Mengapa harus ada UKBI?
Karena Badan Pengembangan dan Pembinaan Bahasa Kemendikbud RI ingin agar bahasa Indonesia yang dipakai oleh lebih dari 250 juta penduduk Indonesia itu sejajar dengan bahasa besar lain di dunia. Kalau di Jerman penduduknya 80 juta dan menggunakan bahasa Indonesia, jumlah penggunanya masih kalah dengan pengguna bahasa Indonesia, bukan?

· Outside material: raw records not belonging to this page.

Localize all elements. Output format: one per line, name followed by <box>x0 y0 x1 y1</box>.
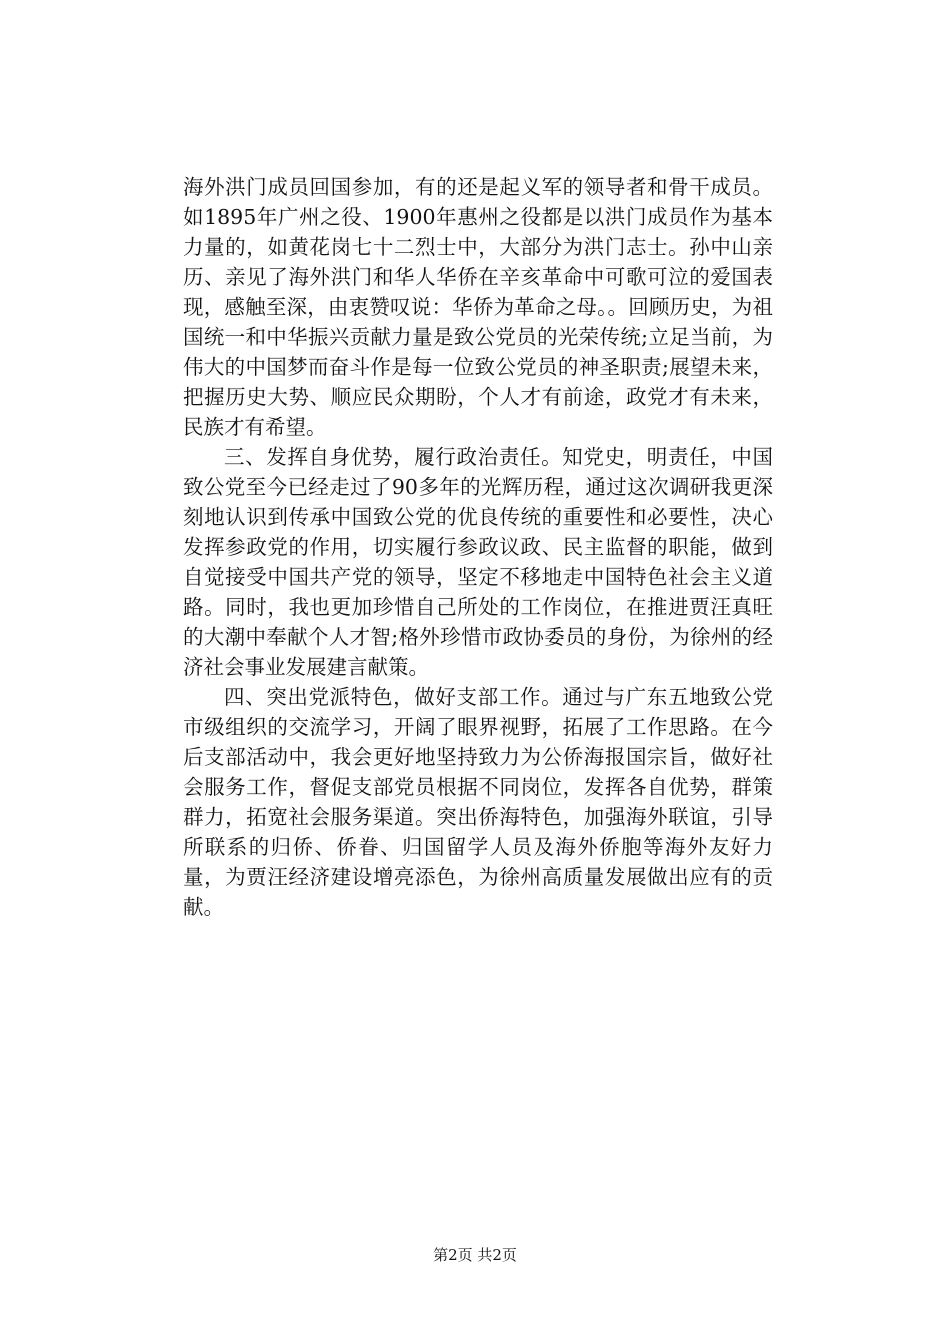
paragraph-1: 海外洪门成员回国参加，有的还是起义军的领导者和骨干成员。如1895年广州之役、1900年惠州之役都是以洪门成员作为基本力量的，如黄花岗七十二烈士中，大部分为洪门志士。孙中山亲历、亲见了海外洪门和华人华侨在辛亥革命中可歌可泣的爱国表现，感触至深，由衷赞叹说：华侨为革命之母。。回顾历史，为祖国统一和中华振兴贡献力量是致公党员的光荣传统;立足当前，为伟大的中国梦而奋斗作是每一位致公党员的神圣职责;展望未来，把握历史大势、顺应民众期盼，个人才有前途，政党才有未来，民族才有希望。 <box>183 175 773 439</box>
page-footer <box>0 1244 950 1265</box>
paragraph-2: 三、发挥自身优势，履行政治责任。知党史，明责任，中国致公党至今已经走过了90多年的光辉历程，通过这次调研我更深刻地认识到传承中国致公党的优良传统的重要性和必要性，决心发挥参政党的作用，切实履行参政议政、民主监督的职能，做到自觉接受中国共产党的领导，坚定不移地走中国特色社会主义道路。同时，我也更加珍惜自己所处的工作岗位，在推进贾汪真旺的大潮中奉献个人才智;格外珍惜市政协委员的身份，为徐州的经济社会事业发展建言献策。 <box>183 445 773 679</box>
page-number-label: 第2页 共2页 <box>433 1246 517 1264</box>
paragraph-3: 四、突出党派特色，做好支部工作。通过与广东五地致公党市级组织的交流学习，开阔了眼界视野，拓展了工作思路。在今后支部活动中，我会更好地坚持致力为公侨海报国宗旨，做好社会服务工作，督促支部党员根据不同岗位，发挥各自优势，群策群力，拓宽社会服务渠道。突出侨海特色，加强海外联谊，引导所联系的归侨、侨眷、归国留学人员及海外侨胞等海外友好力量，为贾汪经济建设增亮添色，为徐州高质量发展做出应有的贡献。 <box>183 685 773 919</box>
document-body <box>183 172 773 922</box>
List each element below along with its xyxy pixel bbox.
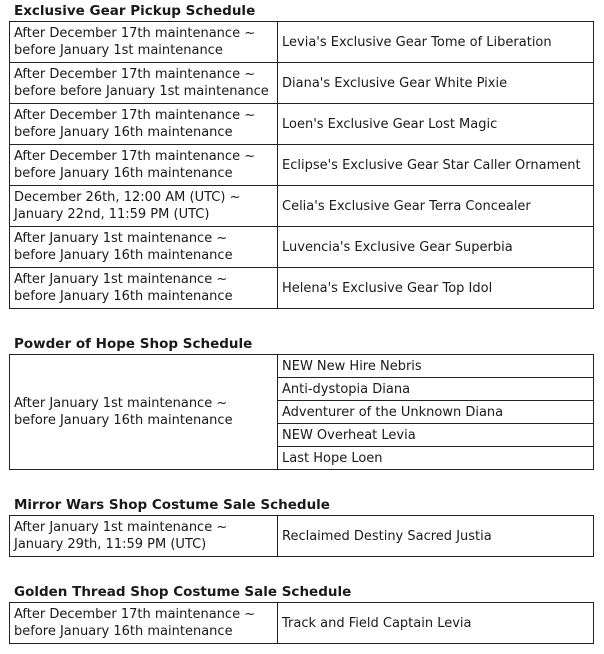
table-row [10, 355, 594, 378]
section-title: Mirror Wars Shop Costume Sale Schedule [14, 497, 330, 513]
period-cell: After January 1st maintenance ~ before January 16th maintenance [10, 355, 278, 470]
table-row [10, 104, 594, 145]
exclusive-gear-table [9, 21, 594, 309]
powder-of-hope-table [9, 354, 594, 470]
period-cell: After January 1st maintenance ~ January 29th, 11:59 PM (UTC) [10, 516, 278, 557]
mirror-wars-table [9, 515, 594, 557]
item-cell: Levia's Exclusive Gear Tome of Liberation [278, 22, 594, 63]
item-cell: Helena's Exclusive Gear Top Idol [278, 268, 594, 309]
golden-thread-table [9, 602, 594, 644]
table-row [10, 22, 594, 63]
section-title: Exclusive Gear Pickup Schedule [14, 3, 256, 19]
period-cell: After December 17th maintenance ~ before January 16th maintenance [10, 603, 278, 644]
item-cell: Last Hope Loen [278, 447, 594, 470]
item-cell: Loen's Exclusive Gear Lost Magic [278, 104, 594, 145]
item-cell: Reclaimed Destiny Sacred Justia [278, 516, 594, 557]
golden-thread-section [9, 584, 594, 644]
table-row [10, 603, 594, 644]
item-cell: Diana's Exclusive Gear White Pixie [278, 63, 594, 104]
period-cell: After January 1st maintenance ~ before January 16th maintenance [10, 227, 278, 268]
mirror-wars-section [9, 497, 594, 557]
table-row [10, 516, 594, 557]
item-cell: Track and Field Captain Levia [278, 603, 594, 644]
item-cell: NEW Overheat Levia [278, 424, 594, 447]
table-row [10, 186, 594, 227]
item-cell: Celia's Exclusive Gear Terra Concealer [278, 186, 594, 227]
item-cell: NEW New Hire Nebris [278, 355, 594, 378]
item-cell: Eclipse's Exclusive Gear Star Caller Ornament [278, 145, 594, 186]
period-cell: After December 17th maintenance ~ before January 16th maintenance [10, 145, 278, 186]
table-row [10, 268, 594, 309]
period-cell: After December 17th maintenance ~ before January 16th maintenance [10, 104, 278, 145]
period-cell: After December 17th maintenance ~ before January 1st maintenance [10, 22, 278, 63]
item-cell: Luvencia's Exclusive Gear Superbia [278, 227, 594, 268]
period-cell: December 26th, 12:00 AM (UTC) ~ January 22nd, 11:59 PM (UTC) [10, 186, 278, 227]
table-row [10, 145, 594, 186]
item-cell: Anti-dystopia Diana [278, 378, 594, 401]
exclusive-gear-pickup-section [9, 3, 594, 309]
table-row [10, 63, 594, 104]
section-title: Powder of Hope Shop Schedule [14, 336, 253, 352]
period-cell: After December 17th maintenance ~ before before January 1st maintenance [10, 63, 278, 104]
period-cell: After January 1st maintenance ~ before January 16th maintenance [10, 268, 278, 309]
item-cell: Adventurer of the Unknown Diana [278, 401, 594, 424]
table-row [10, 227, 594, 268]
powder-of-hope-section [9, 336, 594, 470]
section-title: Golden Thread Shop Costume Sale Schedule [14, 584, 352, 600]
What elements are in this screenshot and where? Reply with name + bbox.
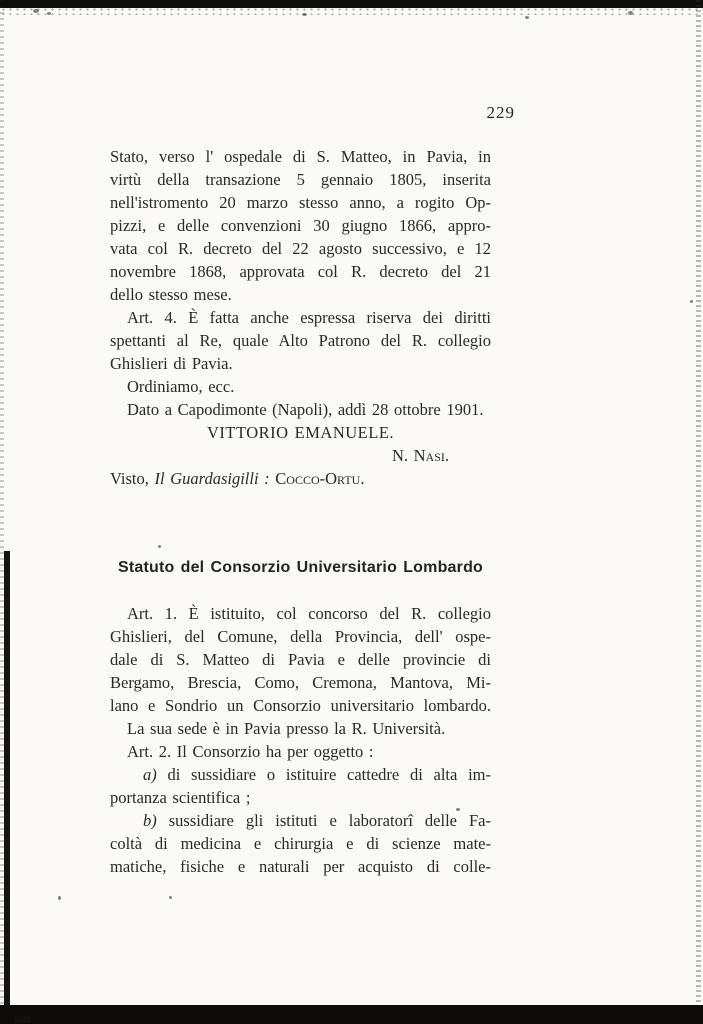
scan-left-edge [4, 551, 10, 1006]
body-line: virtù della transazione 5 gennaio 1805, inserita [110, 170, 491, 189]
item-a-text: di sussidiare o istituire cattedre di alta im- [156, 765, 491, 784]
statuto-heading: Statuto del Consorzio Universitario Lombardo [117, 559, 484, 576]
page-number: 229 [486, 103, 515, 122]
body-line: Art. 1. È istituito, col concorso del R. collegio [127, 604, 491, 623]
visto-prefix: Visto, [110, 469, 155, 488]
scan-top-dust [0, 7, 703, 15]
body-line: Stato, verso l' ospedale di S. Matteo, in Pavia, in [110, 147, 491, 166]
scan-speck [525, 16, 529, 19]
scan-speck [628, 11, 633, 15]
text-column [110, 145, 491, 878]
dato-line: Dato a Capodimonte (Napoli), addì 28 ottobre 1901. [127, 400, 484, 419]
body-line: dello stesso mese. [110, 285, 232, 304]
item-b-line: coltà di medicina e chirurgia e di scienze mate- [110, 834, 491, 853]
scan-right-dust [696, 0, 701, 1024]
scan-speck [58, 896, 61, 900]
body-line: Art. 4. È fatta anche espressa riserva dei diritti [127, 308, 491, 327]
scan-speck [302, 13, 307, 16]
body-line: dale di S. Matteo di Pavia e delle provincie di [110, 650, 491, 669]
body-line: nell'istromento 20 marzo stesso anno, a rogito Op- [110, 193, 491, 212]
item-a-marker: a) [143, 765, 157, 784]
body-line: Ghislieri, del Comune, della Provincia, dell' ospe- [110, 627, 491, 646]
scan-speck [169, 896, 172, 899]
item-a-line [110, 763, 491, 786]
item-b-line [110, 809, 491, 832]
visto-name: Cocco-Ortu. [275, 469, 365, 488]
scan-speck [690, 300, 693, 303]
scan-bottom-edge [0, 1005, 703, 1024]
item-b-text: sussidiare gli istituti e laboratorî delle Fa- [156, 811, 491, 830]
scan-speck [14, 1016, 30, 1023]
body-line: lano e Sondrio un Consorzio universitario lombardo. [110, 696, 491, 715]
item-a-line: portanza scientifica ; [110, 788, 251, 807]
body-line: spettanti al Re, quale Alto Patrono del R. collegio [110, 331, 491, 350]
scan-speck [47, 12, 51, 15]
body-line: novembre 1868, approvata col R. decreto del 21 [110, 262, 491, 281]
body-line: pizzi, e delle convenzioni 30 giugno 1866, appro- [110, 216, 491, 235]
item-b-line: matiche, fisiche e naturali per acquisto di colle- [110, 857, 491, 876]
visto-line [110, 467, 491, 490]
sede-line: La sua sede è in Pavia presso la R. Università. [127, 719, 446, 738]
signature-king: VITTORIO EMANUELE. [206, 423, 395, 442]
body-line: Ghislieri di Pavia. [110, 354, 233, 373]
body-line: Bergamo, Brescia, Como, Cremona, Mantova, Mi- [110, 673, 491, 692]
visto-role: Il Guardasigilli : [154, 469, 276, 488]
item-b-marker: b) [143, 811, 157, 830]
body-line: vata col R. decreto del 22 agosto successivo, e 12 [110, 239, 491, 258]
ordiniamo-line: Ordiniamo, ecc. [127, 377, 235, 396]
art2-intro-line: Art. 2. Il Consorzio ha per oggetto : [127, 742, 374, 761]
scan-speck [33, 9, 39, 13]
signature-minister: N. Nasi. [391, 446, 449, 465]
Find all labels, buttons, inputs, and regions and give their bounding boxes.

Nah, tes standar bagi penutur jati maupun penutur asing ini penting sekali dan bermanfaat. Coba saja, kalau belajar bahasa Inggris, kita akan mendapat sertifikat TOEFL atau IELTS, sedangkan bahasa Jerman dengan GOETHE atau TELC. Sedangkan bahasa Indonesia belum ada, padahal sudah banyak orang asing yang mempelajarinya. Paling tidak, mereka yang tersebar di 64 negara di dunia.
Menurut Manu, mantan mahasiswa HTWG Konstanz, pernah belajar bahasa Indonesia di sana juga menjadi posisi tawar yang tinggi ketika melamar pekerjaan. Selain bisa bahasa Jerman sebagai bahasa ibu dan bahasa Inggris, ada bahasa Indonesia.